A classic Mizell Brothers production and one of the early reissues in the Soul Brother repertoire, we’re extremely proud and excited to announce the second pressing of Johnny Hammond’s seminal 1975 jazz-funk offering Gambler’s Life, redone and reissued from the original masters on CD and LP some 21 years after it was initially released on our label!

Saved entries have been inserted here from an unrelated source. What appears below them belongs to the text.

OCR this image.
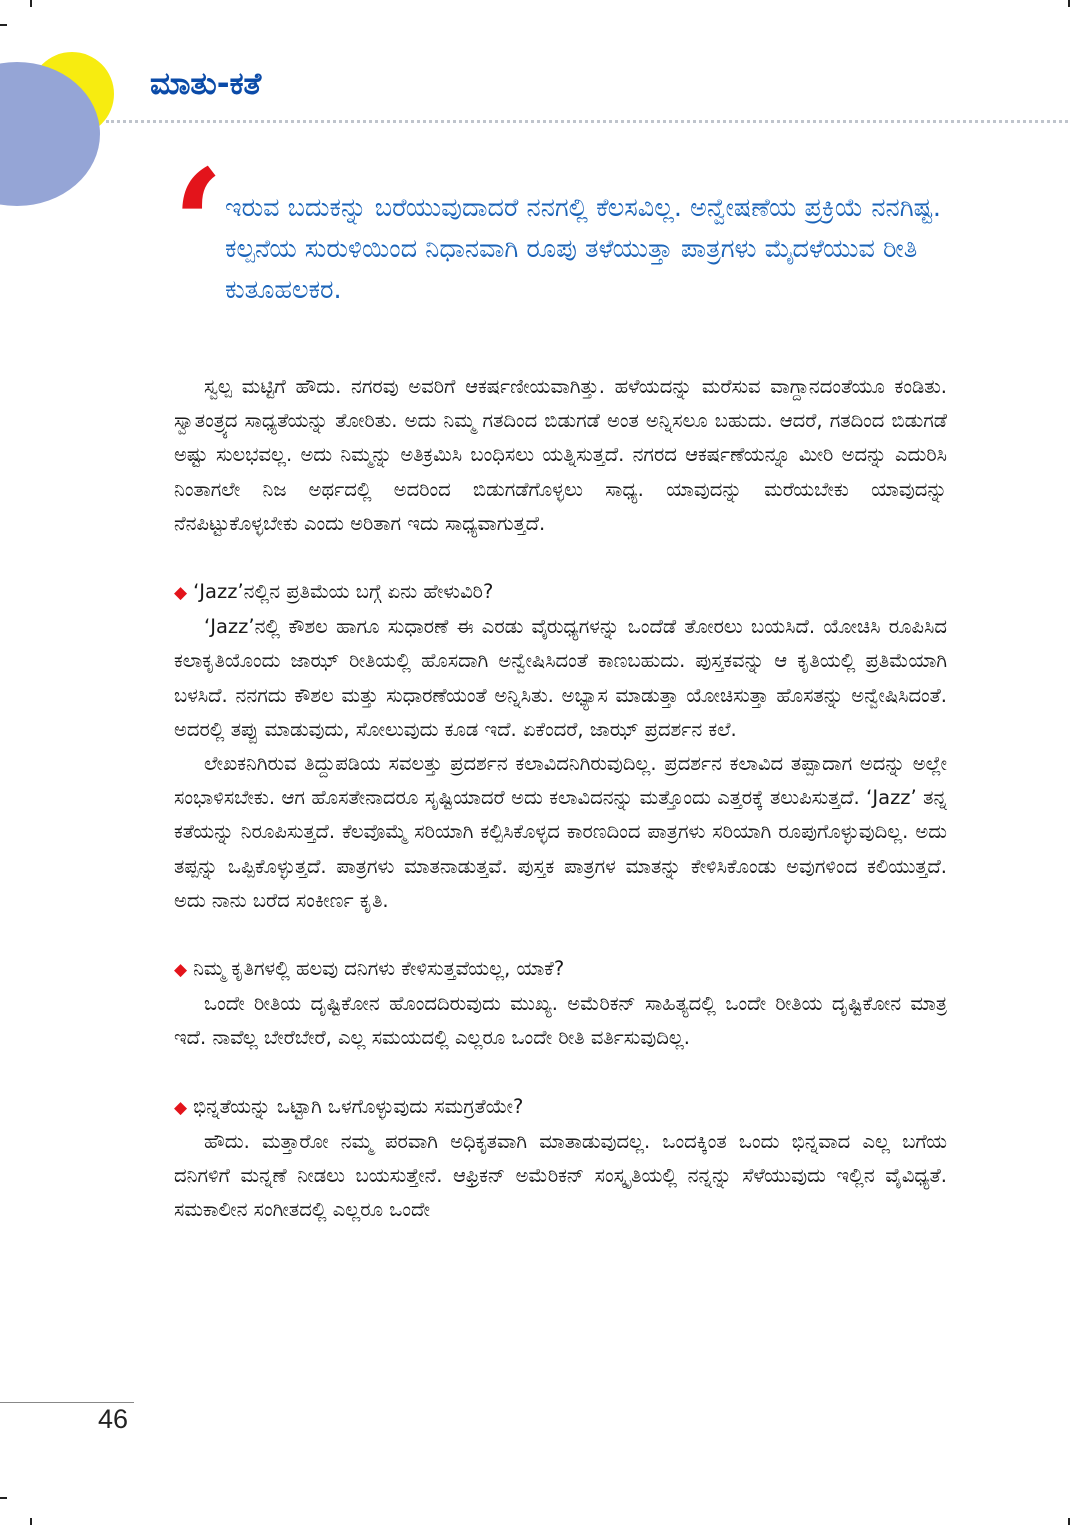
ಮಾತು-ಕತೆ
‘ ಇರುವ ಬದುಕನ್ನು ಬರೆಯುವುದಾದರೆ ನನಗಲ್ಲಿ ಕೆಲಸವಿಲ್ಲ. ಅನ್ವೇಷಣೆಯ ಪ್ರಕ್ರಿಯೆ ನನಗಿಷ್ಟ. ಕಲ್ಪನೆಯ ಸುರುಳಿಯಿಂದ ನಿಧಾನವಾಗಿ ರೂಪು ತಳೆಯುತ್ತಾ ಪಾತ್ರಗಳು ಮೈದಳೆಯುವ ರೀತಿ ಕುತೂಹಲಕರ.

ಸ್ವಲ್ಪ ಮಟ್ಟಿಗೆ ಹೌದು. ನಗರವು ಅವರಿಗೆ ಆಕರ್ಷಣೀಯವಾಗಿತ್ತು. ಹಳೆಯದನ್ನು ಮರೆಸುವ ವಾಗ್ದಾನದಂತೆಯೂ ಕಂಡಿತು. ಸ್ವಾತಂತ್ರ್ಯದ ಸಾಧ್ಯತೆಯನ್ನು ತೋರಿತು. ಅದು ನಿಮ್ಮ ಗತದಿಂದ ಬಿಡುಗಡೆ ಅಂತ ಅನ್ನಿಸಲೂ ಬಹುದು. ಆದರೆ, ಗತದಿಂದ ಬಿಡುಗಡೆ ಅಷ್ಟು ಸುಲಭವಲ್ಲ. ಅದು ನಿಮ್ಮನ್ನು ಅತಿಕ್ರಮಿಸಿ ಬಂಧಿಸಲು ಯತ್ನಿಸುತ್ತದೆ. ನಗರದ ಆಕರ್ಷಣೆಯನ್ನೂ ಮೀರಿ ಅದನ್ನು ಎದುರಿಸಿ ನಿಂತಾಗಲೇ ನಿಜ ಅರ್ಥದಲ್ಲಿ ಅದರಿಂದ ಬಿಡುಗಡೆಗೊಳ್ಳಲು ಸಾಧ್ಯ. ಯಾವುದನ್ನು ಮರೆಯಬೇಕು ಯಾವುದನ್ನು ನೆನಪಿಟ್ಟುಕೊಳ್ಳಬೇಕು ಎಂದು ಅರಿತಾಗ ಇದು ಸಾಧ್ಯವಾಗುತ್ತದೆ.

◆ ‘Jazz’ನಲ್ಲಿನ ಪ್ರತಿಮೆಯ ಬಗ್ಗೆ ಏನು ಹೇಳುವಿರಿ?

‘Jazz’ನಲ್ಲಿ ಕೌಶಲ ಹಾಗೂ ಸುಧಾರಣೆ ಈ ಎರಡು ವೈರುಧ್ಯಗಳನ್ನು ಒಂದೆಡೆ ತೋರಲು ಬಯಸಿದೆ. ಯೋಚಿಸಿ ರೂಪಿಸಿದ ಕಲಾಕೃತಿಯೊಂದು ಜಾಝ್ ರೀತಿಯಲ್ಲಿ ಹೊಸದಾಗಿ ಅನ್ವೇಷಿಸಿದಂತೆ ಕಾಣಬಹುದು. ಪುಸ್ತಕವನ್ನು ಆ ಕೃತಿಯಲ್ಲಿ ಪ್ರತಿಮೆಯಾಗಿ ಬಳಸಿದೆ. ನನಗದು ಕೌಶಲ ಮತ್ತು ಸುಧಾರಣೆಯಂತೆ ಅನ್ನಿಸಿತು. ಅಭ್ಯಾಸ ಮಾಡುತ್ತಾ ಯೋಚಿಸುತ್ತಾ ಹೊಸತನ್ನು ಅನ್ವೇಷಿಸಿದಂತೆ. ಅದರಲ್ಲಿ ತಪ್ಪು ಮಾಡುವುದು, ಸೋಲುವುದು ಕೂಡ ಇದೆ. ಏಕೆಂದರೆ, ಜಾಝ್ ಪ್ರದರ್ಶನ ಕಲೆ.

ಲೇಖಕನಿಗಿರುವ ತಿದ್ದುಪಡಿಯ ಸವಲತ್ತು ಪ್ರದರ್ಶನ ಕಲಾವಿದನಿಗಿರುವುದಿಲ್ಲ. ಪ್ರದರ್ಶನ ಕಲಾವಿದ ತಪ್ಪಾದಾಗ ಅದನ್ನು ಅಲ್ಲೇ ಸಂಭಾಳಿಸಬೇಕು. ಆಗ ಹೊಸತೇನಾದರೂ ಸೃಷ್ಟಿಯಾದರೆ ಅದು ಕಲಾವಿದನನ್ನು ಮತ್ತೊಂದು ಎತ್ತರಕ್ಕೆ ತಲುಪಿಸುತ್ತದೆ. ‘Jazz’ ತನ್ನ ಕತೆಯನ್ನು ನಿರೂಪಿಸುತ್ತದೆ. ಕೆಲವೊಮ್ಮೆ ಸರಿಯಾಗಿ ಕಲ್ಪಿಸಿಕೊಳ್ಳದ ಕಾರಣದಿಂದ ಪಾತ್ರಗಳು ಸರಿಯಾಗಿ ರೂಪುಗೊಳ್ಳುವುದಿಲ್ಲ. ಅದು ತಪ್ಪನ್ನು ಒಪ್ಪಿಕೊಳ್ಳುತ್ತದೆ. ಪಾತ್ರಗಳು ಮಾತನಾಡುತ್ತವೆ. ಪುಸ್ತಕ ಪಾತ್ರಗಳ ಮಾತನ್ನು ಕೇಳಿಸಿಕೊಂಡು ಅವುಗಳಿಂದ ಕಲಿಯುತ್ತದೆ. ಅದು ನಾನು ಬರೆದ ಸಂಕೀರ್ಣ ಕೃತಿ.

◆ ನಿಮ್ಮ ಕೃತಿಗಳಲ್ಲಿ ಹಲವು ದನಿಗಳು ಕೇಳಿಸುತ್ತವೆಯಲ್ಲ, ಯಾಕೆ?

ಒಂದೇ ರೀತಿಯ ದೃಷ್ಟಿಕೋನ ಹೊಂದದಿರುವುದು ಮುಖ್ಯ. ಅಮೆರಿಕನ್ ಸಾಹಿತ್ಯದಲ್ಲಿ ಒಂದೇ ರೀತಿಯ ದೃಷ್ಟಿಕೋನ ಮಾತ್ರ ಇದೆ. ನಾವೆಲ್ಲ ಬೇರೆಬೇರೆ, ಎಲ್ಲ ಸಮಯದಲ್ಲಿ ಎಲ್ಲರೂ ಒಂದೇ ರೀತಿ ವರ್ತಿಸುವುದಿಲ್ಲ.

◆ ಭಿನ್ನತೆಯನ್ನು ಒಟ್ಟಾಗಿ ಒಳಗೊಳ್ಳುವುದು ಸಮಗ್ರತೆಯೇ?

ಹೌದು. ಮತ್ತಾರೋ ನಮ್ಮ ಪರವಾಗಿ ಅಧಿಕೃತವಾಗಿ ಮಾತಾಡುವುದಲ್ಲ. ಒಂದಕ್ಕಿಂತ ಒಂದು ಭಿನ್ನವಾದ ಎಲ್ಲ ಬಗೆಯ ದನಿಗಳಿಗೆ ಮನ್ನಣೆ ನೀಡಲು ಬಯಸುತ್ತೇನೆ. ಆಫ್ರಿಕನ್ ಅಮೆರಿಕನ್ ಸಂಸ್ಕೃತಿಯಲ್ಲಿ ನನ್ನನ್ನು ಸೆಳೆಯುವುದು ಇಲ್ಲಿನ ವೈವಿಧ್ಯತೆ. ಸಮಕಾಲೀನ ಸಂಗೀತದಲ್ಲಿ ಎಲ್ಲರೂ ಒಂದೇ

46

‘Gamblers Life’ preceded the more famous ‘Gears’. Every bit as strong, Gambler’s Life was released on a subsidiary of CTI in 1975 and has an edgier feel and a distinctive Johnny Hammond register, an amalgam of fusion, jazz-funk and soul with a street-wise urban energy, almost a confluence between a blaxploitation soundtrack and a CTi styled jazz album. Cuts like ‘Rhodesian Thoroughfare’ and the heavily sampled ‘Gamblers Life’ and ‘Back To The Projects’ allow the Mizells to show off their crisp, funky sound and vintage production skills that broke boundaries in soul and jazz in the 70’s for artists like Johnny Hammond, Donald Byrd and Bobbi Humphrey. Their inimitable signature is all over the album, and it really is ground-breaking, genre-defining, unbelievable sounding stuff.

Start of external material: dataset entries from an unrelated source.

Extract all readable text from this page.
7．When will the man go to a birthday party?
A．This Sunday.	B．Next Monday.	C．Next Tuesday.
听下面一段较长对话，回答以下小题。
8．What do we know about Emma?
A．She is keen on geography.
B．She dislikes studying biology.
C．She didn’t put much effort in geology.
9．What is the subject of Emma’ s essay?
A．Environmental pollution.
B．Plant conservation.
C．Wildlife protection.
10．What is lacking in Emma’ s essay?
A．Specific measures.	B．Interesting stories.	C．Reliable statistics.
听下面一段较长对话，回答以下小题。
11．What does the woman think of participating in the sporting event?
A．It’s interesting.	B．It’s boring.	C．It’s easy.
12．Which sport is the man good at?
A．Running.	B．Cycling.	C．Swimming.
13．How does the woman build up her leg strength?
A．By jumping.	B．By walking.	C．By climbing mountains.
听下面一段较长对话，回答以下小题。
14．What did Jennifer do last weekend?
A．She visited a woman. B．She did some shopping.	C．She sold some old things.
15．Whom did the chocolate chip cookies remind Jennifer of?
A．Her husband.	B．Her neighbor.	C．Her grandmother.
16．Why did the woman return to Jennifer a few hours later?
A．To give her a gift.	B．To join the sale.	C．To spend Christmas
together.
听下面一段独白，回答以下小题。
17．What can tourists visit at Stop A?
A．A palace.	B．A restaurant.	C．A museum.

‘Yesterday Was Cool’ is a driving jazz funk tune, while ‘Starborne’ is a 70’s Donald Byrd like cut that really works on the dancefloors, a seriously groovy joint underlaid with oscillating synths, subtle percussive influences and masterful, funky keyboard playing from Hammond, as well as possibly having one of the finest intros of any instrumental piece of jazz-funk ever recorded. On a jazzier tip, check out ‘Virgo Lady’, a song that Hammond dedicated to his wife who was of the same astrological sign. The rhythm section of Harvey Mason (drums) and Chuck Rainey (bass) are on fire and Melvin Wah Wah Watson (Ragin) is all over the album with his distinctive rhythm guitar.

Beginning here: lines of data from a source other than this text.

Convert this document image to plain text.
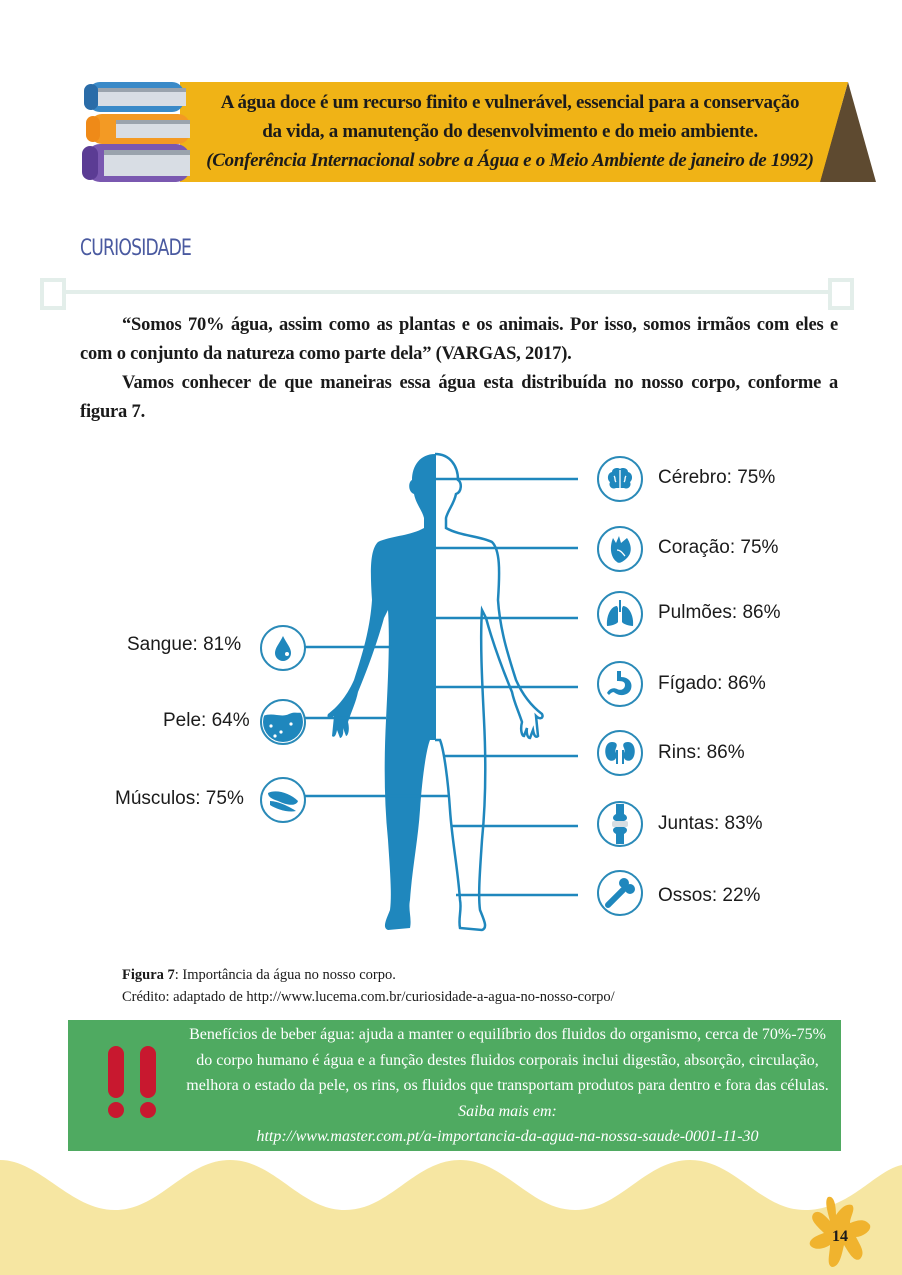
A água doce é um recurso finito e vulnerável, essencial para a conservação
da vida, a manutenção do desenvolvimento e do meio ambiente.
(Conferência Internacional sobre a Água e o Meio Ambiente de janeiro de 1992)
CURIOSIDADE
“Somos 70% água, assim como as plantas e os animais. Por isso, somos irmãos com eles e com o conjunto da natureza como parte dela” (VARGAS, 2017).
Vamos conhecer de que maneiras essa água esta distribuída no nosso corpo, conforme a figura 7.
Sangue: 81%
Pele: 64%
Músculos: 75%
Cérebro: 75%
Coração: 75%
Pulmões: 86%
Fígado: 86%
Rins: 86%
Juntas: 83%
Ossos: 22%
Figura 7: Importância da água no nosso corpo.
Crédito: adaptado de http://www.lucema.com.br/curiosidade-a-agua-no-nosso-corpo/
Benefícios de beber água: ajuda a manter o equilíbrio dos fluidos do organismo, cerca de 70%-75% do corpo humano é água e a função destes fluidos corporais inclui digestão, absorção, circulação, melhora o estado da pele, os rins, os fluidos que transportam produtos para dentro e fora das células. Saiba mais em:
http://www.master.com.pt/a-importancia-da-agua-na-nossa-saude-0001-11-30
14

Gambler’s Life was an album where Hammond wanted a clean break from his organ playing days and actively pursued new musical territories playing acoustic piano, synthesisers and Fender Rhodes rather than his trademark organ, an instrument that he had become so synonymous with even his stage name contained a reference to it (Hammond B3 Organ – Johnny “Hammond” Smith). In the liner notes, he details: “Jimmy Smith, “Groove” Holmes (…) are going to be waiting to hear my organ come in, but it won’t. I’m strictly piano on this one. I practiced ten and twelve hours a day. I ate and slept it. For three months, I ate and slept it. I will probably never play the organ again in my life. I have made the transition and I love it. I have always wanted to play the piano. I played piano and sang in the choir when I was a kid in Louisville.” To his credit, his time spent practicing appears to have clearly paid off: Hammond’s performance on electric keys is impeccable, a sound that he would successfully bring to his later Milestone albums.
This album is a landmark album in jazz-funk, one of the best offerings of the genre and a staple for producers and samplers. We couldn’t recommend this album highly enough.